By Br. Jude David
Taken from Journey 2012 - a publication of the St. Francis Xavier Major Seminary
Feeding a World Hungering for Intimacy
I was recently sitting in a secondary catechism class at the parish that I am attached to this year and the topic for that day was on prayer. The topic was being presented from the perspective of the Lord's Prayer and how we should know the prayer and pray the prayer as Catholics. Whilst listening to the students, I felt a stirring in my heart to ask the students an important question that turned out to become central theme for my own reflection this year. I asked the teenagers present who Jesus was and many could give the right answer that he is God or the "Son of God". I went on to ask them, "If Jesus was God, why did he need to pray?"
Many remained silent at this question. Some whispered that he needed to ask the Father for what he wanted. Those who are more familiar with scripture would know that Jesus has also said that the Father has handed over all authority to him (cf. Jn 3:35). Why then did Jesus have to pray? The most important, yet so often overlooked reason why Jesus prayed was because it was his means of intimacy with his Father.
Most of us have been brought up thinking that prayer is a duty or obligation and whilst we started off with this notion of prayer as kids, we have sadly never really outgrown it. Prayer that is reduced to merely Christian obligation or a means of asking for favours takes away the essential dimension of love that is at the heart of Christian prayer. God reveals himself in Jesus Christ to invite mankind into a profound intimacy with him.
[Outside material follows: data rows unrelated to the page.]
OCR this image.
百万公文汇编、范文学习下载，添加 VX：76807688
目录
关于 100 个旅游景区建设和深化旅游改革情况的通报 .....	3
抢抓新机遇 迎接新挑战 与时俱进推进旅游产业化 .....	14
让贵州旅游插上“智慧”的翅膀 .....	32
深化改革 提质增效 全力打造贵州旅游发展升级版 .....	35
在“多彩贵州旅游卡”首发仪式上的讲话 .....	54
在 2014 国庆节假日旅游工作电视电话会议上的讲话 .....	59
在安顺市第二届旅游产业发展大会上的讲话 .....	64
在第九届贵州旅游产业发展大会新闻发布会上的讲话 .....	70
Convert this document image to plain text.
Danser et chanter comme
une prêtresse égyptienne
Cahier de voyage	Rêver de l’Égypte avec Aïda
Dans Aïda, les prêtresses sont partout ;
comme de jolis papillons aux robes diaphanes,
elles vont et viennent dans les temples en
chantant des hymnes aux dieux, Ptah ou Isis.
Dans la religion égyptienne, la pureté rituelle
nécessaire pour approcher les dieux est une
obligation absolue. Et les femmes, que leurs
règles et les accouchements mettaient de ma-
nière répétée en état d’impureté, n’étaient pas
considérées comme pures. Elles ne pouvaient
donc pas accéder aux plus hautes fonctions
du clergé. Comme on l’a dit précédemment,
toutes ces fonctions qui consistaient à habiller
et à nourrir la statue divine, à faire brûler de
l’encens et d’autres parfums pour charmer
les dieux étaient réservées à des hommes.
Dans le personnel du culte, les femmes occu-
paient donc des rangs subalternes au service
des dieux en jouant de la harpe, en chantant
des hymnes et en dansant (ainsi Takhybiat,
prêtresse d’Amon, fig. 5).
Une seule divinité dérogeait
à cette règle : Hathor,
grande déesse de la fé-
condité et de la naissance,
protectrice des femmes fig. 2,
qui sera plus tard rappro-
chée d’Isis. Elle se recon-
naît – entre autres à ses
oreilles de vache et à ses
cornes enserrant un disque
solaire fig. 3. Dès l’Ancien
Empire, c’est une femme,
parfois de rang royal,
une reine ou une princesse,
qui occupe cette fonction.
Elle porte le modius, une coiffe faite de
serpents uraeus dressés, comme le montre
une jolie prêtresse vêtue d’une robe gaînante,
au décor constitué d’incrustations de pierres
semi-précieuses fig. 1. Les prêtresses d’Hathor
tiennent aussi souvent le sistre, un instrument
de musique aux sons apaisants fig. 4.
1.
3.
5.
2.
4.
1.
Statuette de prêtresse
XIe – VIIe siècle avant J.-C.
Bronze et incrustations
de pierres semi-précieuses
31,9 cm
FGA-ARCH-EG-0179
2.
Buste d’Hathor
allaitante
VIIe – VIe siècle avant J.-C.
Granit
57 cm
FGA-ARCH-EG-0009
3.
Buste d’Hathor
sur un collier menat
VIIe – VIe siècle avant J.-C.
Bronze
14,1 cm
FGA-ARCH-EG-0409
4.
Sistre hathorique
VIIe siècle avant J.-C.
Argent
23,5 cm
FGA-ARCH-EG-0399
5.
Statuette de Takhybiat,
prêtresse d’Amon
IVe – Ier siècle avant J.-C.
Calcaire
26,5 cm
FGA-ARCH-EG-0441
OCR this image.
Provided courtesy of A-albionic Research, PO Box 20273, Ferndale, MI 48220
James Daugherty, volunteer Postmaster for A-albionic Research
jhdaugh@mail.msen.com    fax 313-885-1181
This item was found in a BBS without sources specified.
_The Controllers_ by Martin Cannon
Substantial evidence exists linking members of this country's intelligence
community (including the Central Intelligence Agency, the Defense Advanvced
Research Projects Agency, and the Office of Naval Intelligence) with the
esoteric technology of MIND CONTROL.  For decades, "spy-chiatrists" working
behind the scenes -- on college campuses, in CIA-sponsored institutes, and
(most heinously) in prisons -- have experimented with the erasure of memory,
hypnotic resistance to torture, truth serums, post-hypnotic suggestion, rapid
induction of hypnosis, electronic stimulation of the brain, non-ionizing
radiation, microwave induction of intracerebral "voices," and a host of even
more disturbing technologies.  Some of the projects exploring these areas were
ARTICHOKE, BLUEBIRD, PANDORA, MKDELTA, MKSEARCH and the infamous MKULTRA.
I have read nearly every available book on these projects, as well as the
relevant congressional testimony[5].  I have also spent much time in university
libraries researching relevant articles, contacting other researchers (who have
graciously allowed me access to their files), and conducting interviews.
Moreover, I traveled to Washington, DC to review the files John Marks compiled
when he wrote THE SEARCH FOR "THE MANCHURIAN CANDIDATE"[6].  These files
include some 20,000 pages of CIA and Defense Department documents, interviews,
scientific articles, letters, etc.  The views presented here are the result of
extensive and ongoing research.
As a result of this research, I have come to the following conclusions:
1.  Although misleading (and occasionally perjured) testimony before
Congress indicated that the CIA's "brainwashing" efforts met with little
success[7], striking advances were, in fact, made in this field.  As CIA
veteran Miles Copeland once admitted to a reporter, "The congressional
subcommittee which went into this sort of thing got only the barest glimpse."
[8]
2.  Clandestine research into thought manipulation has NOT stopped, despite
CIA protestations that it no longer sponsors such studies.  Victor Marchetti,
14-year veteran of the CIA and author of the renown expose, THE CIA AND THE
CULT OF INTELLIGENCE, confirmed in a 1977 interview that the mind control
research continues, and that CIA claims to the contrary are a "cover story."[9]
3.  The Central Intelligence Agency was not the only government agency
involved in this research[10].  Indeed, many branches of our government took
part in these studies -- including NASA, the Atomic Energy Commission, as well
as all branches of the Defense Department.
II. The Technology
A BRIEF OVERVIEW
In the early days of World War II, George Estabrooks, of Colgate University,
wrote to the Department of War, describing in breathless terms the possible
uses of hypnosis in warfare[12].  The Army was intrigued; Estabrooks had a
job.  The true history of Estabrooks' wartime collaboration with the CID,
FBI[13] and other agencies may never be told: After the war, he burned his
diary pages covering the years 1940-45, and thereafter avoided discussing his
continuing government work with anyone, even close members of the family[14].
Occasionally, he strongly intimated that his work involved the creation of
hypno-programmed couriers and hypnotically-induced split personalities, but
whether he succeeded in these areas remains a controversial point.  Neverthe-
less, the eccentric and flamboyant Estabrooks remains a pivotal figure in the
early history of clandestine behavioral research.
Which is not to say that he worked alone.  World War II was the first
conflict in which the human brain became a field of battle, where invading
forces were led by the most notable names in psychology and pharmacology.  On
God, who is love, invites us to love by entering into this communion of love with him.
There is an insatiable hunger for intimacy in the hearts of men and women which has become more glaring and alarming today with it being expressed in various forms, such as sexual promiscuity, pornography and even an obsession with technology that camouflages the deep inner longing to love and be loved. This deep longing of the human heart points to the fundamental intimacy we are each created for - intimacy with our Creator through Jesus Christ which flows into a self-giving intimacy with others.
We as a Church must pay heed to this crisis of intimacy that many amongst us are facing and we need to be signposts to lead people back into this most fundamental intimacy with God through prayer. For such intimacy would certainly rejuvenate the faith of many which has waned and must be part of the programme of the New Evangelization we are called to embark on in this "Year of Faith". May many come to say with St. Augustine, "My heart has been restless, O God, until it rests in you!"